Monday, December 30, 2013

Gute Vorsätze nicht nur für 2014.

Oder warum wir das Ganze, nicht nur einzelne Teile bewerten sollten.
Ein Plädoyer für eine andere Sichtweise auf Effektivität und Kreativität.


„Creativity is the most powerful force in business.“
B. Bernbach

Die Richtigkeit dieser Aussage täglich zu beweisen, danach streben wir mit unserer Arbeit. Wir nehmen es sportlich, wenn Kunden testen, prüfen, zählen. Auch, indem wir gemeinsam unsere Arbeit überprüfen und sehen, ob wir die gesteckten Ziele erreichen. Oft geschieht dies bereits vorab durch Pre-Test Phasen. Wir testen selber bei digitalen Maßnahmen – denn im Onlinebereich lässt sich schnell erkennen, was funktioniert und wo es hakt. All das hilft uns, zu zeigen, dass Kreativität ein effektiver Business-Treiber ist. Und das kreative Lösungen auch wirtschaftlich der erfolgreichere Weg sind, mit Menschen in Verbindung zu treten.

Zum Glück schon bewiesen: Kreativität und Effektivität hängen zusammen.

Das dies zutrifft, weisen auch zahlreiche Studien nach. Der Gunn-Report hat 1996 und 2002 die Korrelation zwischen kreativ ausgezeichneten Kampagnen und Effektivitäts-Preisen aufgezeigt – und verdeutlicht, das Kreativität ein wesentlicher Erfolgsfaktor ist. Auch James Hurman, Stratege und Autor von „The Case for Creativity“ bezieht dazu verschiedene Studien mit ein. 
Quelle: Gunn, Do Award Winning Commercials Sell?, 96/02 

Quelle: Field, The Link between Creativity & Effectiveness, 2010
(beide Abb. nach J. Hurman Slideshare) 

Ranking-Platz erreicht, zufrieden hinlegen? 
Jetzt könnten meine Kollegen und ich bei DDB Tribal eigentlich mit unserer Arbeit zufrieden sein. Denn wir haben erfolgreiche große Kampagnen im Markt, auf die wir in Bezug auf Kreativität stolz sind. Auch können wir in diesem Jahr mit einem 2. Platz im GWA Effectiveness Ranking und einem 1. Platz im W&V Effizienz-Ranking das Thema als erfüllt sehen. Aber reicht das? Geht es jetzt nur darum, überall nach Platz 1 zu streben? Wo stehen wir noch im Kreativitäts-Ranking? Eigentlich: weder noch.
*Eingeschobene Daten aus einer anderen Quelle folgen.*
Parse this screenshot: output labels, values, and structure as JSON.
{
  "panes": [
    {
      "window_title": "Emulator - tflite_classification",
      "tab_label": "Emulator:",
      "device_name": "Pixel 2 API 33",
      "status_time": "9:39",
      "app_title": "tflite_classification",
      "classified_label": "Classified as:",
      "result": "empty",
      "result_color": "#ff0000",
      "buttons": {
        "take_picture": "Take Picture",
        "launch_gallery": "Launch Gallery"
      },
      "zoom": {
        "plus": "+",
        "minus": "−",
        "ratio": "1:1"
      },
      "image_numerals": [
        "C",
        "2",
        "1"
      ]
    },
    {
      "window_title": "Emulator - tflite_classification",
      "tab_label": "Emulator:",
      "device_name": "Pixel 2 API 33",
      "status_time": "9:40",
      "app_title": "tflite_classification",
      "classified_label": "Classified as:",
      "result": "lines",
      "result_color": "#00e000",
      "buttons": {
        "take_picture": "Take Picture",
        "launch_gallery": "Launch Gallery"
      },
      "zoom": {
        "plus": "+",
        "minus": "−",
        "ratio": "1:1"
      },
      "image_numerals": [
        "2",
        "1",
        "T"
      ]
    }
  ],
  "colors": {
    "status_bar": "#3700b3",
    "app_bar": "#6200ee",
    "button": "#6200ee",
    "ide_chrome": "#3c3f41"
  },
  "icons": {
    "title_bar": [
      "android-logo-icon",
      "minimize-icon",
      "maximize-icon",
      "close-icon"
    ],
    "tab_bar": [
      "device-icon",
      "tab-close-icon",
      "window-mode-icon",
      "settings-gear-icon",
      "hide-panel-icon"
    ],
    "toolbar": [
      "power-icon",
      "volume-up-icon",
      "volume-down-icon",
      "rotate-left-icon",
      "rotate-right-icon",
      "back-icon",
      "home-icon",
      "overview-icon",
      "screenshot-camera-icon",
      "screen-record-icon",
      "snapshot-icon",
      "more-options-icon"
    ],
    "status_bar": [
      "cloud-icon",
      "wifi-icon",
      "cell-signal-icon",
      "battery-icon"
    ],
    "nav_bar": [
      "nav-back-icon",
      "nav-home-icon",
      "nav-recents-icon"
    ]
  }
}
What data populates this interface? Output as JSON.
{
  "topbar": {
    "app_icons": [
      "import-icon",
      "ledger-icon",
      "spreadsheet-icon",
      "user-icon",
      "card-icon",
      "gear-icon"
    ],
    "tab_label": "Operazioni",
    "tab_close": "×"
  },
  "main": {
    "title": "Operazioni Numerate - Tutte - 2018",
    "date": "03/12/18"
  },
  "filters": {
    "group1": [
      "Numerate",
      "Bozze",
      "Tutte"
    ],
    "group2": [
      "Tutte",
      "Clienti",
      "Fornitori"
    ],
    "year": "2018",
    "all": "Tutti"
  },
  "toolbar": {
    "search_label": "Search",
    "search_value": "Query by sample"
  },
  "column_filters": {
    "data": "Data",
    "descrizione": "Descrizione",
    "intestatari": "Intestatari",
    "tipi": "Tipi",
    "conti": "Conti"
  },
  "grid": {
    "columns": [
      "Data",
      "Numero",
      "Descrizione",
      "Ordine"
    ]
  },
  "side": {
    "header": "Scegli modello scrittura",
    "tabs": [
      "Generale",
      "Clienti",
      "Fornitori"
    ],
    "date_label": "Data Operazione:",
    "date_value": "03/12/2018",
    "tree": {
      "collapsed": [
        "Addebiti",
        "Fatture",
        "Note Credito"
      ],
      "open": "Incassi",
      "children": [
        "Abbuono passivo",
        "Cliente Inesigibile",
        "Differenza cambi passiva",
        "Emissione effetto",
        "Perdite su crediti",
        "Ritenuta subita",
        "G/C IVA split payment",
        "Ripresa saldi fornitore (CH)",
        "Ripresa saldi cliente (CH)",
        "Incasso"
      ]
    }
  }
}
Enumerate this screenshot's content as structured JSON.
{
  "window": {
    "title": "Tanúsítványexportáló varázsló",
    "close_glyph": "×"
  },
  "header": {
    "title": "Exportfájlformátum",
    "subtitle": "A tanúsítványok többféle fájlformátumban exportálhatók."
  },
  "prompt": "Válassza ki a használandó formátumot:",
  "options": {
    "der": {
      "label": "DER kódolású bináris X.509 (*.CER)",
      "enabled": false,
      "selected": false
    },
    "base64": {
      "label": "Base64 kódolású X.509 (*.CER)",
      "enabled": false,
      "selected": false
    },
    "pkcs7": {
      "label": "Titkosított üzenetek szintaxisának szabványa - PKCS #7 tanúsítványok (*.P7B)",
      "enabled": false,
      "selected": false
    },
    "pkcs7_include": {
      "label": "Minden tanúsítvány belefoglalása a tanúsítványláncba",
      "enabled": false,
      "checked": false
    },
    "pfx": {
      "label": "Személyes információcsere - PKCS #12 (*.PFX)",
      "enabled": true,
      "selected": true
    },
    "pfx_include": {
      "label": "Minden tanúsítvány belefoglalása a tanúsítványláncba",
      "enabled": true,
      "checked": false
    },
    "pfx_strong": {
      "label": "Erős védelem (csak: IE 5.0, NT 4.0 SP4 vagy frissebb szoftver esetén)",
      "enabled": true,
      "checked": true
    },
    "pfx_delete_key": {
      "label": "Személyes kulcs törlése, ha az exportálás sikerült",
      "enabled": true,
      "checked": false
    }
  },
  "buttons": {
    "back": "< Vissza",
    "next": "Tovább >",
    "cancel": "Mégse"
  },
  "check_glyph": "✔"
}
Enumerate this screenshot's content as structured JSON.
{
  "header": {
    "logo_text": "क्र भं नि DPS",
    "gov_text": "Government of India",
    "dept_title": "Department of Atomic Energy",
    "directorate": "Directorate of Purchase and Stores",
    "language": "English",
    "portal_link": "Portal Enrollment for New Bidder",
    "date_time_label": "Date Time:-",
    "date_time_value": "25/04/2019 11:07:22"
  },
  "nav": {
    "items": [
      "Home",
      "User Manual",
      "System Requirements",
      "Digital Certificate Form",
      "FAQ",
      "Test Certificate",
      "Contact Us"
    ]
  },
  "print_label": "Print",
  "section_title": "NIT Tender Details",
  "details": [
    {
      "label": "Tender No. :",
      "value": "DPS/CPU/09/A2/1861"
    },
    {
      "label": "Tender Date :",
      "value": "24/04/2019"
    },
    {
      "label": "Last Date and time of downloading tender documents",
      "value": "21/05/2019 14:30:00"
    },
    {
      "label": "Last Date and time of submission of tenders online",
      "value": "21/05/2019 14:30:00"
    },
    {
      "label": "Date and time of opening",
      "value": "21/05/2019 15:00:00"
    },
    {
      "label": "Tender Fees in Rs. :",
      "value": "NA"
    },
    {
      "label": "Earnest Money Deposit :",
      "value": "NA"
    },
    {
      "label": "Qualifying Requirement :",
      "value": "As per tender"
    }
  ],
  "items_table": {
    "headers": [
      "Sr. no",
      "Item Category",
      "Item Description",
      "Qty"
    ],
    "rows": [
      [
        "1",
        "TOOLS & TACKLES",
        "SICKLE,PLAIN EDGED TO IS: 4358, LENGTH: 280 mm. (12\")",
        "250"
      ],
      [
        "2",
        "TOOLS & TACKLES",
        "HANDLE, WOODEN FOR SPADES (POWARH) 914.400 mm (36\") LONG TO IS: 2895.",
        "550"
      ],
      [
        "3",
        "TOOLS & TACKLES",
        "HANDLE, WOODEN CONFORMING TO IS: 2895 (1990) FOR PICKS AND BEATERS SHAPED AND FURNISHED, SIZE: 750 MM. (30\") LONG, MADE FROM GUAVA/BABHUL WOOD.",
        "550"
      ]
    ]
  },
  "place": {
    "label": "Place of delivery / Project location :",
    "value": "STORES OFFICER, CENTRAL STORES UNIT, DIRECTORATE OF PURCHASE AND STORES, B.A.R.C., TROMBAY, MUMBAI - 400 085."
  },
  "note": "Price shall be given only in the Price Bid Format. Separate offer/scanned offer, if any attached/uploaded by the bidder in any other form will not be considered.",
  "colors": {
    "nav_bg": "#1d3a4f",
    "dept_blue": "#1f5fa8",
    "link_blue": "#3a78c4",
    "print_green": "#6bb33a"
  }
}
Rankings sind schön, aber bilden nur einen Ausschnitt ab.
Erstens: Rankings sind schön. Aber bilden meist nur einen Teil der Medaille ab. Denn es gibt zahlreiche effektive Kampagnen, die nicht ausgezeichnet oder auch nur zu Effektivitäts-Awards eingereicht wurden. Unter anderem auch, weil nicht alle Kunden offen über ihre Zahlen sprechen wollen - was jede Agentur respektieren muss. Auch sind die Kriterien zu einigen Awards, auf denen das Ranking basiert, eher nebulös. Und die Rankings basieren wiederum auf unterschiedlichsten Wettbewerben. Das GWA-Ranking bezieht sich z.B. auf 3 wesentliche Wettbewerbe: den AME (Adverstising Marketing Effectiveness, Cannes Effectiveness und die Effies auf nationaler und internationaler Ebene. Aber: Anderes Ranking, andere Wettbewerbe - und die dann noch in einer jeweils anderen Gewichtung. Ein weiterer Kritikpunkt am Ranking: der wesentliche Effektivitäts-Preis der Branche, der in England beheimatete IPA, taucht gar nicht auf. Dabei ist dies – neben Cannes Creative Effectiveness – sicher der Effektivitäts-Preis, der deutlich detaillierter die Wirksamkeit betrachtet – und regelmäßig damit auch den Zusammenhang von Kreativität und Wirkung aufzeigt.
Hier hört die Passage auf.